– Жестковатенько, – пробормотал Заверин. – Зачем же так про себя?
– А что, в очередной раз про тебя говорить? Бесполезно, раз ты уже не просто непрописанных, ты целый притон покрываешь.
– И все-таки, судя по твоим распоряжениям, с меня подозрения сняты, – едко констатировал Заверин.
– Именно, – вежливо подтвердил капитан, – потому что, если брать под подозрение вообще всех, кто с ней побывал, получится пол-Москвы. А я большой любитель искать под фонарем, так что начнем с мужа. Иди работай.
– Есть. – Заверин направился к двери, капитан уже у порога окликнул:
– Дома телевизор есть?
– На кой ляд он мне?
– Ясно. Свободен.
Глава 10
И снова эти двое шли в полном и грозовом молчании. Правда, теперь это более напоминало ссору супругов: идут, ни слова не говоря друг другу, но это не особо нужно, поскольку каждый знает, что делать.
На этот раз, уже без испрашивания разрешений у Заверина, Андрюха заскочил в лавку при хлебозаводе, потом сгонял в продмаг, где, несмотря на позднее время, его встретили, как родного. Надежда, разбитная разведенка, гладкая, белокожая, с глазами, как черные шары, принялась аккуратно вентилировать вопросы о том, надолго ли он сюда и, главное, кого он так старательно кормит.

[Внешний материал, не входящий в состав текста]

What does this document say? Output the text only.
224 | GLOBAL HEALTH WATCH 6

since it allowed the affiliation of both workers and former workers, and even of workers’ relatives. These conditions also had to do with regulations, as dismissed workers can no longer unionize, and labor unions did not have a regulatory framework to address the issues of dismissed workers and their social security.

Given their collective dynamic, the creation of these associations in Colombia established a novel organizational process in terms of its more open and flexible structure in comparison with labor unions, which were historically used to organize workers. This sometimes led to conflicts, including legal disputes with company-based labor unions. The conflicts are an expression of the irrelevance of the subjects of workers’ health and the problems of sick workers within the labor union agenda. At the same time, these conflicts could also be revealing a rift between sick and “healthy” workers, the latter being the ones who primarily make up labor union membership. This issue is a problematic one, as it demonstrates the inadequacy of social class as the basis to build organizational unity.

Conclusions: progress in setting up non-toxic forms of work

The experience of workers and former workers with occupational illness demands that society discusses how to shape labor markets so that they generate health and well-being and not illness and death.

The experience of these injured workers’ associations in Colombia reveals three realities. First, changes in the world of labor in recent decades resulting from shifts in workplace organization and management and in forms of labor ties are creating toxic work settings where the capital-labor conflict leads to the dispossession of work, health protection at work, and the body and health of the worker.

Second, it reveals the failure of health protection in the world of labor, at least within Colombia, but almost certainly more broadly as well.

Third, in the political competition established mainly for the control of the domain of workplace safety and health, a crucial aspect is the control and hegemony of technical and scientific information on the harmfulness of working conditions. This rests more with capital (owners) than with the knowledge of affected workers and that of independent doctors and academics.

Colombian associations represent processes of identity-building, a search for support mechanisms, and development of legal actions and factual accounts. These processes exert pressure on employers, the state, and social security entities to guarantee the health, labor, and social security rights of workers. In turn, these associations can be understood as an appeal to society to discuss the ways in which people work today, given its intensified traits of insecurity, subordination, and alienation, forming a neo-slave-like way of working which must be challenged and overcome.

Она тонко разбиралась в ситуациях и прекрасно видела разницу между тем, когда мужик-никчема берет батон, мелкий частик, десяток яиц и пару «Дружб» и когда интересный молодой человек набивает авоськи всем необходимым для постройки нормального ужина.
Андрюха с отменной деликатностью поведал о том, что он тут еще аж на тринадцать дней. И что сегодня его очередь готовить, а проживает он у друга. Тотчас возникла приятельница Нади, чуть похуже, зато из мясного отдела:
– Молодой друг? Интересный?
– И весьма, – по-заверински двусмысленно, но многообещающе сообщил Денискин.
В итоге он получил из-под прилавка суповой набор – хоть на борщ, хоть на рагу. На втором этаже, несмотря на то что было уже без четверти семь вечера, его встретили радушно и обогатили на бутылку «пшеничной» из-под прилавка, с чисто символической наценкой. Продавщица Варя применила наивную, но толковую военную хитрость, сообщив, что имеется еще и «Букет Молдавии». Андрюха, тонко улыбаясь, пообещал, что обязательно купит, как только будет с кем распивать. Варя, поправив прическу, кокетливо взглянула и взяла его на карандаш.
Олег, как выяснилось, уже решил вопрос с провиантом быстро, дешево и сердито: подогрел щи, наварил картошки, вывалил в нее красной жирной тушенки, а сверху плюхнул поджарку.
Богатый получился стол, так что молчание продлилось лишь до второй рюмки. Андрюха, подшивая Заверинские брюки (чтобы было что на смену рабочим штанам), начал примирительно:
– Да не злись ты на меня. Я ж детдомовский, своего ничего полжизни не было, так что не всегда понимаю, куда можно нос совать, куда нет. Вижу – интересное дело, ну и влез. Извини.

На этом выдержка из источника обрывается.